Luckily, Neidig's family found help in the form of Crossroads Community Ministries, a nonprofit that provides services to the homeless. The organization arranged for the Neidigs to temporarily stay in a two-bedroom apartment, an act Jennifer Neidig called "a miracle."
"You would be surprised that the number of individuals experiencing homelessness who have income, they're working or they have benefits," Crossroads executive director Tony Johns said. "But it's that hurdle, that barrier of moving costs, those security deposits, those application fees."

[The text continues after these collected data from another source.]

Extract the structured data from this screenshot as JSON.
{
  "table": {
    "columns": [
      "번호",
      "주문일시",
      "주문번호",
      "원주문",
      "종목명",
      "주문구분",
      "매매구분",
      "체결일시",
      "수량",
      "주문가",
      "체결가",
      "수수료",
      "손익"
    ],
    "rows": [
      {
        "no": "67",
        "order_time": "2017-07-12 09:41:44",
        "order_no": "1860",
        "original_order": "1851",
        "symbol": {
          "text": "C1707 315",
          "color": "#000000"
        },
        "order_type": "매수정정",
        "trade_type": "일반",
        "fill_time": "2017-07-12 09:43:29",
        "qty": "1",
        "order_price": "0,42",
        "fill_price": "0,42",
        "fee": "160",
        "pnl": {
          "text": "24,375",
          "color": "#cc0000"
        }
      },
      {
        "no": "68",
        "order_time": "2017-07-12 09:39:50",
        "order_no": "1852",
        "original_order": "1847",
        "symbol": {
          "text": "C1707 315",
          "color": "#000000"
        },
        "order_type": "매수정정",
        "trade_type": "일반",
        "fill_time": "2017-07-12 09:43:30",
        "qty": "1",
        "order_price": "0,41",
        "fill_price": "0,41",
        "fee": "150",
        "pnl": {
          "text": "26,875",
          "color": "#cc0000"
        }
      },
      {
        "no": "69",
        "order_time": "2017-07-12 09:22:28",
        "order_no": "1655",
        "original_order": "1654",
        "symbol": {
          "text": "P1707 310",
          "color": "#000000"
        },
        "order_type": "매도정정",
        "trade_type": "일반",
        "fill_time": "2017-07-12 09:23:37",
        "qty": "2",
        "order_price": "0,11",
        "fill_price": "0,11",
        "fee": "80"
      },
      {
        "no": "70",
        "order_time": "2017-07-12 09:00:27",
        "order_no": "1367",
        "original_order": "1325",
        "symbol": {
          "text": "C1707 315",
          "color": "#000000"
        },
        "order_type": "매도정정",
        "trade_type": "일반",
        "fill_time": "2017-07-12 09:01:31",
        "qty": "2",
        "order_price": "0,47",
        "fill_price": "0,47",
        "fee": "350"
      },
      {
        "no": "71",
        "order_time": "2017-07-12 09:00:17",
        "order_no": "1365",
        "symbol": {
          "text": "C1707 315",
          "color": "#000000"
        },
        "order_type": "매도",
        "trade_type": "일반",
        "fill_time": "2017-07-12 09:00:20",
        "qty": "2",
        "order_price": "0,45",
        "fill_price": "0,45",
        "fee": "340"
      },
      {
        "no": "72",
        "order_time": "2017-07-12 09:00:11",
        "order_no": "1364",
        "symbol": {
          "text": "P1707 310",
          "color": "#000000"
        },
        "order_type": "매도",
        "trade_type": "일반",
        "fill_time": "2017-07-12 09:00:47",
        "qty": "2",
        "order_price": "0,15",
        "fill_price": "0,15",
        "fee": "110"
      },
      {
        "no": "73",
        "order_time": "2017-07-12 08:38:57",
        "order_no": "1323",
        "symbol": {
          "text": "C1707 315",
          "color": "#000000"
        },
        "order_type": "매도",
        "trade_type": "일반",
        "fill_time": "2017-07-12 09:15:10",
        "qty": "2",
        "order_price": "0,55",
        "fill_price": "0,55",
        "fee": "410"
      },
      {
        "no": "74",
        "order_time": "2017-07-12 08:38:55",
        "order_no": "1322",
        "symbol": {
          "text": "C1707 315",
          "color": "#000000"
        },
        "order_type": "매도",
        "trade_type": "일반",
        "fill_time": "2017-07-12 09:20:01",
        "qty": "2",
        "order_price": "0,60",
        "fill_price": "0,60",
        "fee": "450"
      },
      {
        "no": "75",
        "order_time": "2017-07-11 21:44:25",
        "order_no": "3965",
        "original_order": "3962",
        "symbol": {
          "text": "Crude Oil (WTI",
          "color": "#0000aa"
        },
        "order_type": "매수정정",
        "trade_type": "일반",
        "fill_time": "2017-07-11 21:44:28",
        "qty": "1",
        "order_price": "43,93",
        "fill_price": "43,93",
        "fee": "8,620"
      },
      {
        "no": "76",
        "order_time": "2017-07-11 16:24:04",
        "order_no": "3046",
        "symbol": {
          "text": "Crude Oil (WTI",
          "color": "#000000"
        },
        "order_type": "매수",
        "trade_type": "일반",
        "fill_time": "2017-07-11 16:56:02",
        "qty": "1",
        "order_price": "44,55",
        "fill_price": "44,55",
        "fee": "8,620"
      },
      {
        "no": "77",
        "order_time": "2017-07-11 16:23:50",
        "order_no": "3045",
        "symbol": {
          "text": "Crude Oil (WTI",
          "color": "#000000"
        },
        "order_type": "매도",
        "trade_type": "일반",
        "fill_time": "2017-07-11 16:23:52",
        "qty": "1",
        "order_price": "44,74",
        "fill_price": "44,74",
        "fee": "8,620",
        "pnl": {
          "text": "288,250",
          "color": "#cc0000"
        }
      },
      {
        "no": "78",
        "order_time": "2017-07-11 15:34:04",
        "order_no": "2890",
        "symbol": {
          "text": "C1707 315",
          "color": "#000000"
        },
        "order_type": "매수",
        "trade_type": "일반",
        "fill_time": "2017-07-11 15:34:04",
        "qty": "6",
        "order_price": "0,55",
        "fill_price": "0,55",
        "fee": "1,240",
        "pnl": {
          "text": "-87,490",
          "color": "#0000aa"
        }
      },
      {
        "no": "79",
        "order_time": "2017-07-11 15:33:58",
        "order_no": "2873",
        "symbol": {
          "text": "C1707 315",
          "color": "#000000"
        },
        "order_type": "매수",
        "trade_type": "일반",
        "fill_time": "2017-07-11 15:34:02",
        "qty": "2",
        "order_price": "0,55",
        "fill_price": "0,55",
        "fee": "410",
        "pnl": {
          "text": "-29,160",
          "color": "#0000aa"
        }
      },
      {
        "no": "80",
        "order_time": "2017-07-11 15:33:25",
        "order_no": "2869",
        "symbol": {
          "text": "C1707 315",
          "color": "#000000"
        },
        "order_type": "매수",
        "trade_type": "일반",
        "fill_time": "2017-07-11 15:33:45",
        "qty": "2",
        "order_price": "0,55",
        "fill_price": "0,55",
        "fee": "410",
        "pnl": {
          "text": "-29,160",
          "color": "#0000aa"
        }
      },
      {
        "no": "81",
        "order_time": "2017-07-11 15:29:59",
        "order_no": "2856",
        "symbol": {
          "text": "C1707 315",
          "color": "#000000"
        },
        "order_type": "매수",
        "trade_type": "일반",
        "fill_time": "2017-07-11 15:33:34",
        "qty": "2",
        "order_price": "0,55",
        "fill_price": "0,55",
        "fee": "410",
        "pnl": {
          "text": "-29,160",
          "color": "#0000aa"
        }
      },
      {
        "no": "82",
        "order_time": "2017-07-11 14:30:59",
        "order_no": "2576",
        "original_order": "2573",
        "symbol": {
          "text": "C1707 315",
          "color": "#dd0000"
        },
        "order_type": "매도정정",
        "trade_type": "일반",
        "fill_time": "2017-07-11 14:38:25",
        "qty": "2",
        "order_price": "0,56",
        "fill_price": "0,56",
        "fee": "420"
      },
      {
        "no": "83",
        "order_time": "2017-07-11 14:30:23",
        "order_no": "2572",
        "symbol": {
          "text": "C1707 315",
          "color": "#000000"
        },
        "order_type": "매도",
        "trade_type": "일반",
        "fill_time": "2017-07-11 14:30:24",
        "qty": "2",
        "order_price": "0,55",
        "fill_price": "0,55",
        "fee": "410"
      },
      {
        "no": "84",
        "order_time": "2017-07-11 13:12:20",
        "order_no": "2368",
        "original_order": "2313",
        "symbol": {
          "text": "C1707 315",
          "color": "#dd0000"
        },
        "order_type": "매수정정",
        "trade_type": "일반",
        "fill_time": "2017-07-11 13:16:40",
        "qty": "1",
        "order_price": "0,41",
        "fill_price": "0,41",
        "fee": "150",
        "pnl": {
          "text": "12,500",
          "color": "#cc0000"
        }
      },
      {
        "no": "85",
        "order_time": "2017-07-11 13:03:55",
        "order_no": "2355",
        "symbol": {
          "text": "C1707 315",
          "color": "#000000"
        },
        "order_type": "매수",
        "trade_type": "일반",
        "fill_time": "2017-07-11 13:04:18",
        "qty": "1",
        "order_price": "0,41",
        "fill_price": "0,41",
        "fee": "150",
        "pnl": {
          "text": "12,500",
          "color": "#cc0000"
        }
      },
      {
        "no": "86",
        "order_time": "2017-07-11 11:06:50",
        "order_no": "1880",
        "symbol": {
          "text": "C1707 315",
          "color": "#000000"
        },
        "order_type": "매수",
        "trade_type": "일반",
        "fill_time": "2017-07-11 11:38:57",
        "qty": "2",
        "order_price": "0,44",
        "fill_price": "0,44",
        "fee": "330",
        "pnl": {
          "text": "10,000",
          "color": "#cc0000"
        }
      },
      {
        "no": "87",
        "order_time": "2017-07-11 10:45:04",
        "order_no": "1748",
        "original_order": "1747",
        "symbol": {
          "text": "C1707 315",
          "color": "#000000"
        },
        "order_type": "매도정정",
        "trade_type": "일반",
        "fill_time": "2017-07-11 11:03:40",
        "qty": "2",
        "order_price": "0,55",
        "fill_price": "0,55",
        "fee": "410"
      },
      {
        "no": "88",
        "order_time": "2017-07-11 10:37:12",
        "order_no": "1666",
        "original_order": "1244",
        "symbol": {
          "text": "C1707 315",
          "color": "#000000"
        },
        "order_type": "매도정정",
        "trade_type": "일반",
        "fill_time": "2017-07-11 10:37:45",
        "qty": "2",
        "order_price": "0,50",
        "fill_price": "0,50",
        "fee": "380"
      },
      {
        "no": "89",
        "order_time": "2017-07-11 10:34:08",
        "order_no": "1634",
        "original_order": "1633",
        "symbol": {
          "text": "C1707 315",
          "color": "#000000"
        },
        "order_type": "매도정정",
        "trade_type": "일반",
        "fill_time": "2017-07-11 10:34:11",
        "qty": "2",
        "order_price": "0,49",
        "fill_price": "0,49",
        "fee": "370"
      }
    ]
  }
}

They now rely on food stamps for groceries, and still must decide which bills to prioritize. Their goal is to make enough money to keep the apartment, although so far, Christopher Neidig has been unable to secure a job at a supermarket or call center.
"We've made it this far," Jennifer Neidig said. "We will do anything possible to keep it, you know, and we know that first things first, we pay the rent. That's a given. So we're not going to be without a roof over our heads."
But without government assistance, there are no guarantees the Neidigs will be able to stay in this apartment. They are among the 30 million Americans who currently rely on unemployment benefits to survive. That's up from 6.7 million in February this year.
"I really wish that it wasn't so that the homeless were subjectified to cliches," Jennifer Neidig said. "And it's not the kind of demographic that you would expect — it's normal families just trying to make it."
Meanwhile, back in Oakland, Tanara Green is hoping people can see beyond her status as a homeless woman.
"Right now I need somebody to look at me as a mom, and not somebody who's just messed up their credit," she said. "This is a time where somebody should open up their heart and understand the fact that I have a kid out here sleeping on a street, that anything can happen to us."
"What people should know and understand is anybody could become unhoused and anybody unhoused is people," Markaya Sparks said. "We're all human beings. We all have a story."